Yes, I know much of the history of China and Japan through history lessons, stories of my in-laws, and stories of my former room-mates. Atrocities gallore.

What I find silly is protests over another country's history books. For all I know, the British history books might say that they voluntarily gave our country independance in 1776. I don't care. It's their country, and it's not as if our history books aren't white washed and politically biased as well.

What does throwing water bottles at stores selling Japanese goods accomplish?: Precisely dick. Trust me, folks here have tried boycotting Japanese cars and other foreign goods while chanting "Buy American". Didn't work.

If they don't like what Japan published in their history books, they can either drop bombs on them, or publish their own history books with "the TRUTH", and out-publish them. I'm sure Chinese history books will "prove" that Tibet was little more than a squabble and that whole Tiamamen square thing was just US political propaganda. The Chinese are honorable, dontcha know.

:clap: :clap:
 
Not that I hate the people of China, just their government.

Replacing the word "China" with any other country, including my own, would be every bit as valid. ;)
 
Bruce said:

If they don't like what Japan published in their history books, they can either drop bombs on them, or publish their own history books with "the TRUTH", and out-publish them. I'm sure Chinese history books will "prove" that Tibet was little more than a squabble and that whole Tiamamen square thing was just US political propaganda. The Chinese are honorable, dontcha know.

Well, Bruce, I partially agree. It is, however, a symptom, I think, that various governments (note, I'm not pointing only at one here) can't admit what they've done.

I hope I don't have to point out that you end with the classic tu quoque fallacy, do I?

That aside, it doesn't help a great deal to keep opening wounds. One must then argue which is more important, admitting it and being over it, or just forgetting it altogether. (well, or some other option I'm not thinking of at the minute, many of which may exist)
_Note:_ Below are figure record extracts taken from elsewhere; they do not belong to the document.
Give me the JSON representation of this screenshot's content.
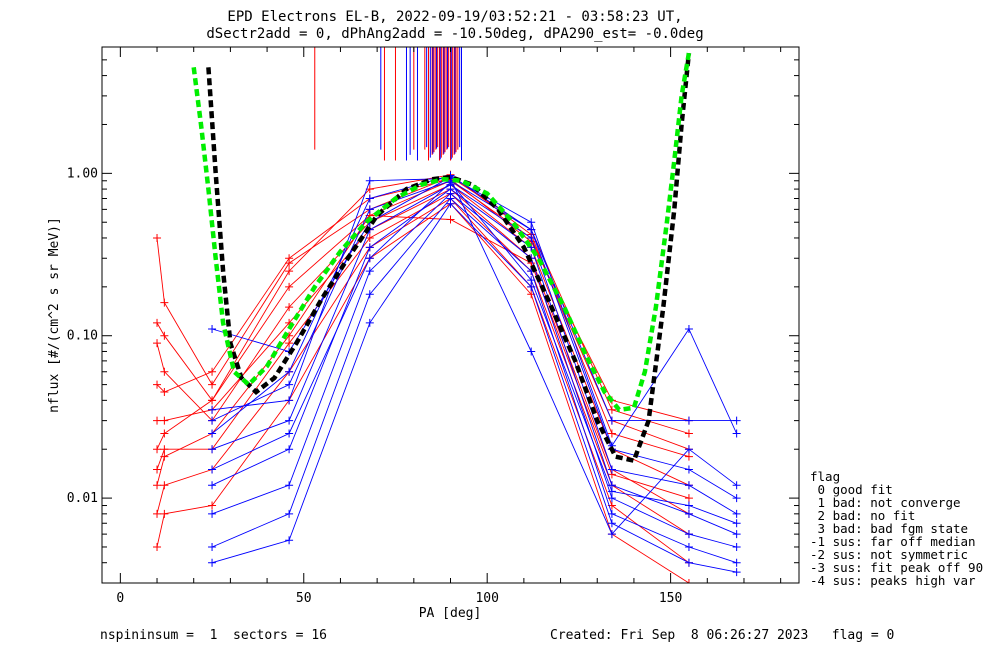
{
  "chart_data": {
    "type": "scatter",
    "title": "EPD Electrons EL-B, 2022-09-19/03:52:21 - 03:58:23 UT,",
    "subtitle": "dSectr2add = 0, dPhAng2add = -10.50deg, dPA290_est=  -0.0deg",
    "xlabel": "PA [deg]",
    "ylabel": "nflux [#/(cm^2 s sr MeV)]",
    "xlim": [
      -5,
      185
    ],
    "ylim": [
      0.003,
      6.0
    ],
    "y_scale": "log",
    "x_ticks": [
      "0",
      "50",
      "100",
      "150"
    ],
    "x_tick_values": [
      0,
      50,
      100,
      150
    ],
    "y_ticks": [
      "0.01",
      "0.10",
      "1.00"
    ],
    "y_tick_values": [
      0.01,
      0.1,
      1.0
    ],
    "series": [
      {
        "color": "#ff0000",
        "style": "red-spin-curves",
        "pa": [
          10,
          12,
          25,
          46,
          68,
          90,
          112,
          134,
          155
        ],
        "curves": [
          [
            0.4,
            0.16,
            0.05,
            0.28,
            0.6,
            0.95,
            0.45,
            0.035,
            0.025
          ],
          [
            0.12,
            0.1,
            0.04,
            0.2,
            0.55,
            0.9,
            0.4,
            0.03,
            0.02
          ],
          [
            0.09,
            0.06,
            0.03,
            0.15,
            0.5,
            0.85,
            0.35,
            0.02,
            0.012
          ],
          [
            0.03,
            0.03,
            0.035,
            0.12,
            0.45,
            0.8,
            0.3,
            0.015,
            0.008
          ],
          [
            0.015,
            0.02,
            0.02,
            0.09,
            0.4,
            0.75,
            0.25,
            0.012,
            0.006
          ],
          [
            0.008,
            0.012,
            0.015,
            0.06,
            0.35,
            0.7,
            0.2,
            0.009,
            0.004
          ],
          [
            0.005,
            0.008,
            0.009,
            0.04,
            0.3,
            0.65,
            0.18,
            0.006,
            0.003
          ],
          [
            0.02,
            0.025,
            0.04,
            0.25,
            0.8,
            0.98,
            0.42,
            0.025,
            0.018
          ],
          [
            0.05,
            0.045,
            0.06,
            0.3,
            0.7,
            0.92,
            0.38,
            0.04,
            0.03
          ],
          [
            0.012,
            0.018,
            0.025,
            0.1,
            0.55,
            0.52,
            0.28,
            0.014,
            0.01
          ]
        ]
      },
      {
        "color": "#0000ff",
        "style": "blue-spin-curves",
        "pa": [
          25,
          46,
          68,
          90,
          112,
          134,
          155,
          168
        ],
        "curves": [
          [
            0.11,
            0.08,
            0.5,
            0.95,
            0.5,
            0.021,
            0.11,
            0.025
          ],
          [
            0.03,
            0.05,
            0.6,
            0.9,
            0.45,
            0.02,
            0.015,
            0.01
          ],
          [
            0.02,
            0.03,
            0.45,
            0.85,
            0.4,
            0.015,
            0.012,
            0.008
          ],
          [
            0.012,
            0.02,
            0.35,
            0.8,
            0.35,
            0.012,
            0.008,
            0.006
          ],
          [
            0.008,
            0.012,
            0.25,
            0.75,
            0.3,
            0.01,
            0.006,
            0.005
          ],
          [
            0.005,
            0.008,
            0.18,
            0.7,
            0.25,
            0.008,
            0.005,
            0.004
          ],
          [
            0.004,
            0.0055,
            0.12,
            0.65,
            0.2,
            0.007,
            0.004,
            0.0035
          ],
          [
            0.025,
            0.06,
            0.7,
            0.97,
            0.45,
            0.03,
            0.03,
            0.03
          ],
          [
            0.035,
            0.04,
            0.9,
            0.93,
            0.08,
            0.006,
            0.02,
            0.012
          ],
          [
            0.015,
            0.025,
            0.3,
            0.88,
            0.22,
            0.011,
            0.009,
            0.007
          ]
        ]
      },
      {
        "color": "#000000",
        "style": "dashed",
        "x": [
          24,
          26,
          28,
          30,
          33,
          37,
          42,
          48,
          55,
          62,
          70,
          78,
          85,
          90,
          96,
          103,
          110,
          117,
          124,
          130,
          135,
          140,
          144,
          148,
          151,
          153,
          155
        ],
        "y": [
          4.5,
          1.0,
          0.25,
          0.09,
          0.055,
          0.045,
          0.055,
          0.09,
          0.17,
          0.3,
          0.55,
          0.8,
          0.92,
          0.95,
          0.85,
          0.6,
          0.35,
          0.16,
          0.07,
          0.03,
          0.018,
          0.017,
          0.03,
          0.15,
          0.6,
          2.0,
          5.5
        ]
      },
      {
        "color": "#00ee00",
        "style": "dashed",
        "x": [
          20,
          22,
          24,
          26,
          28,
          31,
          35,
          40,
          46,
          53,
          60,
          67,
          75,
          82,
          88,
          93,
          100,
          107,
          114,
          121,
          127,
          132,
          136,
          140,
          143,
          146,
          149,
          151,
          153,
          155
        ],
        "y": [
          4.5,
          2.0,
          0.8,
          0.3,
          0.12,
          0.06,
          0.05,
          0.065,
          0.11,
          0.2,
          0.33,
          0.5,
          0.7,
          0.85,
          0.92,
          0.9,
          0.75,
          0.5,
          0.3,
          0.15,
          0.075,
          0.045,
          0.035,
          0.036,
          0.06,
          0.15,
          0.5,
          1.2,
          3.0,
          5.5
        ]
      },
      {
        "color": "#ff0000",
        "style": "vertical-spikes",
        "x": [
          53,
          72,
          75,
          80,
          83,
          84,
          85,
          85.5,
          86,
          86.5,
          87,
          87.5,
          88,
          88.5,
          89,
          89.5,
          90,
          90.5,
          91,
          91.5,
          92
        ]
      },
      {
        "color": "#0000ff",
        "style": "vertical-spikes",
        "x": [
          71,
          78,
          79,
          81,
          83.5,
          84.5,
          85.2,
          86.2,
          87.2,
          88.2,
          89.2,
          90.2,
          91.2,
          92.5,
          93
        ]
      }
    ]
  },
  "footer": {
    "left": "nspininsum =  1  sectors = 16",
    "right": "Created: Fri Sep  8 06:26:27 2023   flag = 0"
  },
  "legend": {
    "title": "flag",
    "items": [
      " 0 good fit",
      " 1 bad: not converge",
      " 2 bad: no fit",
      " 3 bad: bad fgm state",
      "-1 sus: far off median",
      "-2 sus: not symmetric",
      "-3 sus: fit peak off 90",
      "-4 sus: peaks high var"
    ]
  }
}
I don't know the answer to "which is best".

But vandalizing a building with bottles of water isn't going to do anything but enforce someone else's prejudice that they are socially superior.
 
jj said:

But vandalizing a building with bottles of water isn't going to do anything but enforce someone else's prejudice that they are socially superior.

Exactly. Protesting is fine and dandy until the behavior becomes, well, silly. Besides, it doesn't take long for water bottles to become rocks, then boards with really big nails, then nuclear weapons.

Oh wait, was that a slippery slope? Silly me. :p
 
Most protests in the Chinese capital are banned, but the government occasionally allows brief rallies by a few dozen people outside the Japanese Embassy on key war anniversaries.

Things that make you go "hmmm".

Chinese communist government: "Ok, you can't protest our government, our economy, or anything to do with China at all for that matter, but you may protest against the Japanese. In fact, feel free to take out your agressions by throwing things at their embassies. We'll be looking the other way."
 
Bruce said:

What I find silly is protests over another country's history books. For all I know, the British history books might say that they voluntarily gave our country independance in 1776. I don't care. It's their country, and it's not as if our history books aren't white washed and politically biased as well.

Oke what if, Germany used history books that said that the holocaust didn't happen.

Would you feel the same way about that?